• Welcome to Valhalla Legends Archive.
 

invalid game version - log included

Started by aton, July 17, 2008, 08:44 AM

Previous topic - Next topic

aton

i tried to figure out my mistake for some hours now, but i dont get it:

resolving europe.battle.net...success
connected to europe.battle.net
snd SID_AUTH_INFO
[15:39:22] [+] 52 bytes:
0000: ff 50 34 00 00 00 00 00 36 38 58 49 50 58 45 53  .P4.....68XIPXES
0010: d1 00 00 00 45 44 65 64 00 00 00 00 00 00 00 00  ....EDed........
0020: 00 00 00 00 00 00 00 00 44 45 55 00 47 65 72 6d  ........DEU.Germ
0030: 61 6e 79 00                                      any.

datalen: 8, packet: 8
single packet!
parsing packet of 8 bytes
[15:39:22] [+] 8 bytes:
0000: ff 25 08 00 dc 7e a2 8d                          .%...~..

recvd SID_PING (0x25)
snd SID_PING (0x25)
datalen: 62, packet: 62
single packet!
parsing packet of 62 bytes
[15:39:22] [+] 62 bytes:
0000: ff 50 3e 00 00 00 00 00 e4 23 47 b1 1c 3c 05 00  .P>......#G..<..
0010: 00 f8 0b ce 72 fc c6 01 6c 6f 63 6b 64 6f 77 6e  ....r...lockdown
0020: 2d 49 58 38 36 2d 30 38 2e 6d 70 71 00 a7 70 28  -IX86-08.mpq..p(
0030: d8 4c f2 dd d8 0c 6f ea e7 4e 4d c1 49 00        .L....o..NM.I.

recv SID_AUTH_INFO (0x50)
ix86verfname: lockdown-IX86-08.mpq
valuestring: a77028d84cf2ddd8c6feae74e4dc149
extracted number: 8
calculating revision checksum from "hashfiles/lockdown-IX86-08.dll"... 8e70b007
version: 10f0201
digest: e4545c97e1fd524a582f4ccc5c5d3dc9
decoding cdkey... snd SID_AUTH_CHECK (0x51)
[15:39:24] [+] 108 bytes:
0000: ff 51 6c 00 de ad be ef 01 00 0b 00 07 b0 70 8e  .Ql...........p.
0010: 01 00 00 00 00 00 00 00 0d 00 00 00 02 00 00 00  ................
0020: 01 69 31 00 00 00 00 00 97 a5 b5 59 cd 47 40 f0  .i1........Y.G@.
0030: 0f 92 1f 4b 06 35 e2 9f d5 e0 c2 d2 73 74 61 72  ...K.5......star
0040: 63 72 61 66 74 2e 65 78 65 20 31 36 2f 30 37 2f  craft.exe 16/07/
0050: 30 38 20 31 37 3a 34 35 3a 32 37 20 31 32 32 30  08 17:45:27 1220
0060: 36 30 38 00 63 68 69 6e 2e 66 75 00              608.chin.fu.

datalen: 9, packet: 9
single packet!
parsing packet of 9 bytes
[15:39:24] [+] 9 bytes:
0000: ff 51 09 00 01 01 00 00 00                       .Q.......

recvd SID_AUTH_CHECK (0x51)
[15:39:24] [X] error: bnetlogin() failed: invalid game version


i am using bncsutil to do the key decoding and the lockdown library that rob posted

brew

Quote from: UserLoser on July 16, 2008, 02:54 PM
SID_AUTH_CHECK looks like it's supplying wrong values for the file hash (string before CD-key owner name)
way to ignore ul...

How are you getting your exe info string?
<3 Zorm
Quote[01:08:05 AM] <@Zorm> haha, me get pussy? don't kid yourself quik
Scio te esse, sed quid sumne? :P

Barabajagal

"starcraft.exe 16/07/08 17:45:27 1220608" is not a lockdown result, it's a ver result.
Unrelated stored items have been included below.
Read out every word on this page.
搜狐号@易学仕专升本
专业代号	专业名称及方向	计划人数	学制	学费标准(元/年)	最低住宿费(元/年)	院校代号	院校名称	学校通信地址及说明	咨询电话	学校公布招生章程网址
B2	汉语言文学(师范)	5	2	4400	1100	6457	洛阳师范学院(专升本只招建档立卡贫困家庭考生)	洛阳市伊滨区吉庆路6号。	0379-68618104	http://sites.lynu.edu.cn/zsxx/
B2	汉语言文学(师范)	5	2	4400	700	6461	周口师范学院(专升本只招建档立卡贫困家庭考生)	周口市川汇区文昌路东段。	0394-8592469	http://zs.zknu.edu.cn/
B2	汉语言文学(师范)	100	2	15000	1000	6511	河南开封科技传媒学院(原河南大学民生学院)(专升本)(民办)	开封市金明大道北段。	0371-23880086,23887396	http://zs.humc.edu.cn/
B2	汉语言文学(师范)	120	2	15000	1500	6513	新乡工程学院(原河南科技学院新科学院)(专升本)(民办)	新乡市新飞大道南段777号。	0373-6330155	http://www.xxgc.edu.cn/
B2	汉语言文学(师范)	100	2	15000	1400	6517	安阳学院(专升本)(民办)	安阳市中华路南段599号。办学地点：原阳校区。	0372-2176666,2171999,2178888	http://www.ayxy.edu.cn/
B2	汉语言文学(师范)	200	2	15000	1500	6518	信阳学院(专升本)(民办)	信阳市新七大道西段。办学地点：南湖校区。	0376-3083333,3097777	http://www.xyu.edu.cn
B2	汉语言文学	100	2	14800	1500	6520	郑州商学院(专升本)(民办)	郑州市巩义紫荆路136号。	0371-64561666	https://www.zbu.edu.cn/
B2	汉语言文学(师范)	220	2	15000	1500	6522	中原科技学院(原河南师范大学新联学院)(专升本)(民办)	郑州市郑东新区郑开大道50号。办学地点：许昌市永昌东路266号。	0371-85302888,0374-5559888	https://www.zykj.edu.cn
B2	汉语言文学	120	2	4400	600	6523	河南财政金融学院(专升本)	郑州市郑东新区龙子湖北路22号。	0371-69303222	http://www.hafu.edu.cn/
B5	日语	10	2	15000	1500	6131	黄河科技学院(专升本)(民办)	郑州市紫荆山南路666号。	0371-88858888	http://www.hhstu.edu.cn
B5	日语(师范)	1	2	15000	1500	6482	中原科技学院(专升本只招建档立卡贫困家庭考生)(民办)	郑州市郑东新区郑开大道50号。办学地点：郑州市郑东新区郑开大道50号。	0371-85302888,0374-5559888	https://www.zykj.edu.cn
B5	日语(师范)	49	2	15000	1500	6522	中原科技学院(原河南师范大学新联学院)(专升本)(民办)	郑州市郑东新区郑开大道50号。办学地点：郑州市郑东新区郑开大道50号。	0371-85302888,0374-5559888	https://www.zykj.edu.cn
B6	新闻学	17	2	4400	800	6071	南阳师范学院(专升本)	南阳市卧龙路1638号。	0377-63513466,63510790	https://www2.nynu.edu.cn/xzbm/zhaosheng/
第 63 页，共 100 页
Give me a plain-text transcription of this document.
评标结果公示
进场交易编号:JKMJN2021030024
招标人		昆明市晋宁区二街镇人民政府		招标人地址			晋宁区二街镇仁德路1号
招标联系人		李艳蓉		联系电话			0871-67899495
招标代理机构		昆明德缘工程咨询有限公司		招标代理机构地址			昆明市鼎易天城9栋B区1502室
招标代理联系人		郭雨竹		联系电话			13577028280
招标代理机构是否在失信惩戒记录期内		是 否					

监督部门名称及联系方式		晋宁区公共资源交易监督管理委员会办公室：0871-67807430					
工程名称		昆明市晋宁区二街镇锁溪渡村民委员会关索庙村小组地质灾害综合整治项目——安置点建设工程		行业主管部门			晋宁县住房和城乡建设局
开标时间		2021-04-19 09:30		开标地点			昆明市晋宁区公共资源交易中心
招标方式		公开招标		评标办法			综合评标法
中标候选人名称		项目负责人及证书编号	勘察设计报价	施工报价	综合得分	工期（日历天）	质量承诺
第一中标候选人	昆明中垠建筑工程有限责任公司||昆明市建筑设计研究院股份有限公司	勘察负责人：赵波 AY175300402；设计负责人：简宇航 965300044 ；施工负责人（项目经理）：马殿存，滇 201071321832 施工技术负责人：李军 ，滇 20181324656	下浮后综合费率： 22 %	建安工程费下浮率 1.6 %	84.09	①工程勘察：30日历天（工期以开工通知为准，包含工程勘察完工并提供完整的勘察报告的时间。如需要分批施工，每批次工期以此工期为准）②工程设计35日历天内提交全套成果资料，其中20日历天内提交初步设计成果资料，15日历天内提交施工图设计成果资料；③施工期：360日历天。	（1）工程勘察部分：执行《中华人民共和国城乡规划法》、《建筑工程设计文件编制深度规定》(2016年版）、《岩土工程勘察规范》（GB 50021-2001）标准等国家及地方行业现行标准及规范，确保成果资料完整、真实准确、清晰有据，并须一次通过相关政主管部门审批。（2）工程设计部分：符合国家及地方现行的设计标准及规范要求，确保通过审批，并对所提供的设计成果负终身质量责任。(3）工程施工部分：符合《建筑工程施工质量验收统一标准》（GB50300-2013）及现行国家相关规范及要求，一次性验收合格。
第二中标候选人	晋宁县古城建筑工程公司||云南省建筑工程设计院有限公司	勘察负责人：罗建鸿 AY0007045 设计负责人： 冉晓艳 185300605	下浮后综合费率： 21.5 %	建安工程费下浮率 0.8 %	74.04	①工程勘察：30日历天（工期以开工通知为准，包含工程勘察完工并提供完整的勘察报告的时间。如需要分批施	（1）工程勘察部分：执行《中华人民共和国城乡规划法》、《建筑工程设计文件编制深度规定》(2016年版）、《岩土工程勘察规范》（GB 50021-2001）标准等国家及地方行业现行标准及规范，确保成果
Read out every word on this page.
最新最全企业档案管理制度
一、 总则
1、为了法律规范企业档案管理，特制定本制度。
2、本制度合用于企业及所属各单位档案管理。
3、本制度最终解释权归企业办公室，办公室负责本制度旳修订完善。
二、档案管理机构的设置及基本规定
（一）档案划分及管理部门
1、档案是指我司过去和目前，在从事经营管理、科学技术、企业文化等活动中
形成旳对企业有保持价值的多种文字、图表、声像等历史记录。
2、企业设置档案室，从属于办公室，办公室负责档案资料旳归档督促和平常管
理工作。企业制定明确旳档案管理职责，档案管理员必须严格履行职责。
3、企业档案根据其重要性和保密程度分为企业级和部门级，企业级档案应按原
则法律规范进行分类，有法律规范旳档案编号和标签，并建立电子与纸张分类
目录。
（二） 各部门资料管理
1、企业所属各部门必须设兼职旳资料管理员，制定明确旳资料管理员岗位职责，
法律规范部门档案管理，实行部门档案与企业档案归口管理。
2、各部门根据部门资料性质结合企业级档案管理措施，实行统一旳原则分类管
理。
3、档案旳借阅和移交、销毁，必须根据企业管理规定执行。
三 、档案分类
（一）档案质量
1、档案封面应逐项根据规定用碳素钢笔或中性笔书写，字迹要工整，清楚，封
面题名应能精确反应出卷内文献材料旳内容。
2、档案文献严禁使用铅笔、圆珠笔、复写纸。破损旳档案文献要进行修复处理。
Here's a good snippet to help you with using rob's lockdown dll:

    If InStr(LCase$(dllName), "ix86ver") > 0 Then 'Way Old
      CRet = CheckRevisionA(HashFiles(0), HashFiles(1), HashFiles(2), CRevRequest, EXEVersion, Checksum, CRevResult, dllName)
    ElseIf InStr(LCase$(dllName), "ver-ix86") > 0 Then 'D2/W3
      CRet = CheckRevisionB(HashFiles(0), HashFiles(1), HashFiles(2), CRevRequest, EXEVersion, Checksum, CRevResult, dllName)
    Else 'Lockdown
      CRet = CheckRevisionEx(HashFiles(0), HashFiles(1), HashFiles(2), CRevRequest, EXEVersion, Checksum, CRevResult, SettingsFolder & "\Tmp\MPQs\" & dllName, vbNullString, HashFiles(3))
    End If

aton

#3
i just hardcoded the exe info into that packet...

andi, i am using only the third of your possibilities:

if(!CheckRevision(fnames[0], fnames[1], fnames[2], valuestring, &version, &checksum, digest, ix86verfname, fnames[3]))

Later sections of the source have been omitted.